Alita is originally a manga written in 1990. It was later adapted into an anime in 1993. Both are considered sacred classics in the anime-manga community and a lot of time and thought went into the creation of this live-action adaptation. After nearly 20 years of rumors and speculation, finally, the film was released on February 14th, 2019. Was it worth the wait?
My answer is no. Don’t get me wrong, I’m not saying I didn’t like the movie. I thought it was okay. But for a film that was supposed to bring a classic manga into live action, it fell way below and isn’t worthy. I shouldn’t be surprised though because most manga or anime adaptation fall far short of their promises even when given a plethora of material to take from.
The characters were fine counterparts to their originals. Alita was mysterious and curious with an almost childlike innocence, but that quickly changes throughout the film as she is driven into conflict. Dr. Ido was a cliche father figure who knew more than he was saying. Hugo was Alita’s love interest, and honestly, my least favorite character. He was bland, unoriginal, and his acting made every scene feel like a crappy teen romance film.
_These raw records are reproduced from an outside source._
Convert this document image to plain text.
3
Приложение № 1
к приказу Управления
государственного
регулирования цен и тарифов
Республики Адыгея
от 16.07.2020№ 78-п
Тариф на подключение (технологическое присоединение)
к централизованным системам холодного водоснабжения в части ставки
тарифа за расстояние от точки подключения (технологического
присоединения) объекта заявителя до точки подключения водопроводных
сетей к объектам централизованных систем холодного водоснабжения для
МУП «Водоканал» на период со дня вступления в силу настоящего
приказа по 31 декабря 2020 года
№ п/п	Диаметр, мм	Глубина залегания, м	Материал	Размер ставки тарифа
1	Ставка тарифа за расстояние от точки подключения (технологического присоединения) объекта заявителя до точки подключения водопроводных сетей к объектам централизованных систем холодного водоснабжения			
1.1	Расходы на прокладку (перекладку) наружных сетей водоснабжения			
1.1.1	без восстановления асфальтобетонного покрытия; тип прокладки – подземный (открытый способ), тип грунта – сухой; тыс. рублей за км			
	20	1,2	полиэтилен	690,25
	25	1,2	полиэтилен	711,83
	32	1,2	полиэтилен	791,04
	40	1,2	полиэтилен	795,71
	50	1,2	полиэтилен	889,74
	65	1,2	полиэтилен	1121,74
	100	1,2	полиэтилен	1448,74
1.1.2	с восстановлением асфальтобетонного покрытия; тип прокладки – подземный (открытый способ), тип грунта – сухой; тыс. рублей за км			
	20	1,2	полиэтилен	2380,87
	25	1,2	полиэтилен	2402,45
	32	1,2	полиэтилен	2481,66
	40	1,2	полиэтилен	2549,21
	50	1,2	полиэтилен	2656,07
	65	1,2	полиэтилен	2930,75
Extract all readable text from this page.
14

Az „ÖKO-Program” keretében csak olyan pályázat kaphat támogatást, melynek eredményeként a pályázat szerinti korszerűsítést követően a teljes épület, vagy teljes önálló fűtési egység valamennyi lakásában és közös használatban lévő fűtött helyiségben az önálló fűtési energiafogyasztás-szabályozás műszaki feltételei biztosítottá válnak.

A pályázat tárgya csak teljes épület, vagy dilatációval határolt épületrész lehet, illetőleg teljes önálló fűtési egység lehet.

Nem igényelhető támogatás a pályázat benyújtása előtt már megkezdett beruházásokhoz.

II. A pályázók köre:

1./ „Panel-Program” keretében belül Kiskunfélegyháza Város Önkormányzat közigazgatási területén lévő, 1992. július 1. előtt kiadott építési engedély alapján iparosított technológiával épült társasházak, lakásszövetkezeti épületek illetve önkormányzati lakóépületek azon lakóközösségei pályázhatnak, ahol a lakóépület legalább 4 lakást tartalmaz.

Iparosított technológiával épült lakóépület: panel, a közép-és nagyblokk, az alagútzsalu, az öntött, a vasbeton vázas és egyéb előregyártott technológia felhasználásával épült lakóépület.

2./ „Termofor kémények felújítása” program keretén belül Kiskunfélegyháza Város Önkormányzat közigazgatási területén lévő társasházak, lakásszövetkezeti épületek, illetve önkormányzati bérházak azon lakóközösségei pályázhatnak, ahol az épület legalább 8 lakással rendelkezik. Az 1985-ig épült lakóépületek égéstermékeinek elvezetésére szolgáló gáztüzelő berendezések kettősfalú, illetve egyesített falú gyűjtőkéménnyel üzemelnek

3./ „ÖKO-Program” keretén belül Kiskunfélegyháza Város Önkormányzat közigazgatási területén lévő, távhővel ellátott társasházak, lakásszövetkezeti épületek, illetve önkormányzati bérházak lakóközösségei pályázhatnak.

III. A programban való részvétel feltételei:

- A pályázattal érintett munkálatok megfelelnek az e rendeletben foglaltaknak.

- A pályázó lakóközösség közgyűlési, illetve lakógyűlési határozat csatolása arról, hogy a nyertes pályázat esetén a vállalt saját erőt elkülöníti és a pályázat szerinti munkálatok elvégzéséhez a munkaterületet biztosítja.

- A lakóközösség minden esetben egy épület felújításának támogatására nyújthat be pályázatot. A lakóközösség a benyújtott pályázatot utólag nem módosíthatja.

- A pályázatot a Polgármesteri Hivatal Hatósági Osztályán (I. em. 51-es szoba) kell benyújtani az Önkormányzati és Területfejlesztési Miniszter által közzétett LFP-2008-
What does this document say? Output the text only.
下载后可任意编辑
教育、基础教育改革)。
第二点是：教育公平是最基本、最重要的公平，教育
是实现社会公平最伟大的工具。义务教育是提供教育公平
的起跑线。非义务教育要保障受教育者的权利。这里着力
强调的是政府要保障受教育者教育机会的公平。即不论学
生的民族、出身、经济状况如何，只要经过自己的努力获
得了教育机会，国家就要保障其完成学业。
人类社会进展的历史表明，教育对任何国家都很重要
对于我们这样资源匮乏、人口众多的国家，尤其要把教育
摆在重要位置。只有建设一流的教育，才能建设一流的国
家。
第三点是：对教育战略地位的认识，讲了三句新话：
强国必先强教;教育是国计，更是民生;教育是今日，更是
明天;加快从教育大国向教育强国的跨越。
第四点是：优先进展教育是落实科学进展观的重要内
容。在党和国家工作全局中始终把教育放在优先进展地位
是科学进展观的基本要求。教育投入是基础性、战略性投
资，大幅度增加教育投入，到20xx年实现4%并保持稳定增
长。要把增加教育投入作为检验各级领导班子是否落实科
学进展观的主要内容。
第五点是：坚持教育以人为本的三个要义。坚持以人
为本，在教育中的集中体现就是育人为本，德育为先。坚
The villains were just regular bad guys, and in my opinion, there were way too many of them, and this is my biggest issue with the film. There were too many villains, all after different things, so the plot felt jumbled. The film easily could have been broken into separate films, but every act was rushed.
But through all these issues, most of the CG was excellent and the action was well shot. The film captured the world well and did a decent job drawing the viewer in.
I don’t regret seeing the film, but I wouldn’t watch it again. If you’re a fan of dystopian sci-fi, this may be for you, but if not, it’s better to miss it.